Researchers have designed a fuel production system that uses water, carbon dioxide, and sunlight to produce aviation fuel.
The research published in the journal Joule, could help the aviation industry become carbon neutral.
We are the first to demonstrate the entire thermochemical process chain from water and CO2 to kerosene in a fully-integrated solar tower system.
Aldo Steinfeld, professor from ETH Zurich
Previous attempts to produce aviation fuels through employing solar energy have mostly been performed in the laboratory.
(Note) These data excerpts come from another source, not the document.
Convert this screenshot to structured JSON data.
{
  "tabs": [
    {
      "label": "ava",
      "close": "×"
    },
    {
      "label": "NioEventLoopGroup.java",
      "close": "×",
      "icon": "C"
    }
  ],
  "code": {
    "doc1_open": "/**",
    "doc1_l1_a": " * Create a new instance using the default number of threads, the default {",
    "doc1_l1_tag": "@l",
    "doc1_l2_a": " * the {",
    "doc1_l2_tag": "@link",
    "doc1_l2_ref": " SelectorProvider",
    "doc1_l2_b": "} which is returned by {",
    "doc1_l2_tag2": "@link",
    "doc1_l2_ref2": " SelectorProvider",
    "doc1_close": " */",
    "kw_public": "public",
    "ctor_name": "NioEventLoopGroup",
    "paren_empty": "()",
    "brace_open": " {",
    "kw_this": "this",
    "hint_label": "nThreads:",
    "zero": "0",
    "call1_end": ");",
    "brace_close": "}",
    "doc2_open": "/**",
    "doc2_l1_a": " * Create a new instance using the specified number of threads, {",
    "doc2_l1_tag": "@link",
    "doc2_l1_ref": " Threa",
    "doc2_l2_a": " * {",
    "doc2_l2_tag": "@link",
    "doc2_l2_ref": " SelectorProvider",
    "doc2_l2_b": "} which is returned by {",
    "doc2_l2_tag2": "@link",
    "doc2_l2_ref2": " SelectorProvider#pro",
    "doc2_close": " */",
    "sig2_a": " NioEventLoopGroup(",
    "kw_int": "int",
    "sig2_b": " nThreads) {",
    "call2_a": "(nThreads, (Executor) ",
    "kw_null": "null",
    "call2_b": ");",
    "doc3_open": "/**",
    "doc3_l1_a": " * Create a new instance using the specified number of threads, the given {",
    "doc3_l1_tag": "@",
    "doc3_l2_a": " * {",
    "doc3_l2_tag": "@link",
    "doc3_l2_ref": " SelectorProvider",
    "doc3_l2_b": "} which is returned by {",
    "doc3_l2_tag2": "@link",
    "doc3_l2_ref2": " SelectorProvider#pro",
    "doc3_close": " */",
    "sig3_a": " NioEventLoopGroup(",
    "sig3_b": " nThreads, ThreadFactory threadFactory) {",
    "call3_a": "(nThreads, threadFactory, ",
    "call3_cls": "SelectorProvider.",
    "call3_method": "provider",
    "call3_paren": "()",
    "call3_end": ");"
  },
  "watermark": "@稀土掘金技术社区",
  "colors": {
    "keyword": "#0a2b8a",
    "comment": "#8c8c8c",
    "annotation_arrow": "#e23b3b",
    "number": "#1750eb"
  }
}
The researchers developed the innovative fuel production system as a part of the European Union’s SUN-to-LIQUID project. The project kicked off in 2016 and hopes to address the EU goal of a 75% share of renewables in the gross energy consumption. Achieving this target needs a large share of alternative transportation fuels, including a 40% target share of low carbon fuels in aviation.
The system developed by Steinfeld and his team uses solar energy to produce drop-in fuels, which are synthetic alternatives to fossil-derived fuels such as kerosene and diesel.
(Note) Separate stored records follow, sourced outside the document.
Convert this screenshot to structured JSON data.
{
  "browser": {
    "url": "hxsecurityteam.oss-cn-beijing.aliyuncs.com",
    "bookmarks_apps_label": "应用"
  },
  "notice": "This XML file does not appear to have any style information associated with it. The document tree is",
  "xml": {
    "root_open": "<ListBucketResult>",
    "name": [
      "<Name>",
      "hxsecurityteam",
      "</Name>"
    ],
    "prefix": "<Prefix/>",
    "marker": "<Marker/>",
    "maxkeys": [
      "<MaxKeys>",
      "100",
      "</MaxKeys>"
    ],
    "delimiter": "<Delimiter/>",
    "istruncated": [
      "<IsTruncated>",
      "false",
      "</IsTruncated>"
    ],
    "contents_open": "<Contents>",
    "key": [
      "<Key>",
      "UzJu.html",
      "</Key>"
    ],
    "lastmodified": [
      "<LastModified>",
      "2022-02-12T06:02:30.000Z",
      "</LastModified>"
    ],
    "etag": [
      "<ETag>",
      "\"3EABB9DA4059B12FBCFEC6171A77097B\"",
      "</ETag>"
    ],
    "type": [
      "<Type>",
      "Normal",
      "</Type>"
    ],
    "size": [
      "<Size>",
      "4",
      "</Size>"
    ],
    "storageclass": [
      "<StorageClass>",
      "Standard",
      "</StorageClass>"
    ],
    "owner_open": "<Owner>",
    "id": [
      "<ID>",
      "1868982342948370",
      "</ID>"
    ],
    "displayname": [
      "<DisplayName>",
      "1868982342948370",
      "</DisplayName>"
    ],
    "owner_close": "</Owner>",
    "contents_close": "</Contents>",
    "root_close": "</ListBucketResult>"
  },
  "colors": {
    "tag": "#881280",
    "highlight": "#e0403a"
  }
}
The carbon-neutral fuel is compatible with the existing aviation infrastructure for fuel storage, distribution, and end use in jet engines, and can be blended with fossil-derived kerosene.
In 2017, the team of researchers started scaling up the design and built a solar fuel-production plant at IMDEA Energy Institute in Spain.
The plant includes 169 sun-tracking reflective panels that concentrate solar radiation into a solar reactor located on top of a tower. The concentrated solar energy then drives oxidation-reduction reaction cycles in the solar reactor, which contains a porous structure made of ceria. The ceria converts water and CO2 into syngas, a tailored mixture of hydrogen and carbon monoxide.
Syngas is then sent into a gas-to-liquid converter, where it is finally processed into liquid hydrocarbon fuels that include kerosene and diesel.
This solar tower fuel plant was operated with a setup relevant to industrial implementation, setting a technological milestone towards the production of sustainable aviation fuels.
Aldo Steinfeld, Professor from ETH Zurich
The professors reported that during a nine-day run of the plant, the solar reactor’s energy efficiency was about 4%. The researchers aim at improving the design to increase the efficiency to over 15%.
The aviation sector is responsible for about 5% of global emissions as it heavily relies on kerosene or jet fuel. Currently, no clean alternative is available to power long-haul commercial flights at the global scale.
Steinfeld explains that with their strategy, they can produce synthetic kerosene from water and CO2 instead of deriving it from fossil fuels.
The professor added that the amount of CO2 emitted during kerosene combustion in a jet engine equals that consumed during its production in the solar plant, which makes the fuel carbon neutral.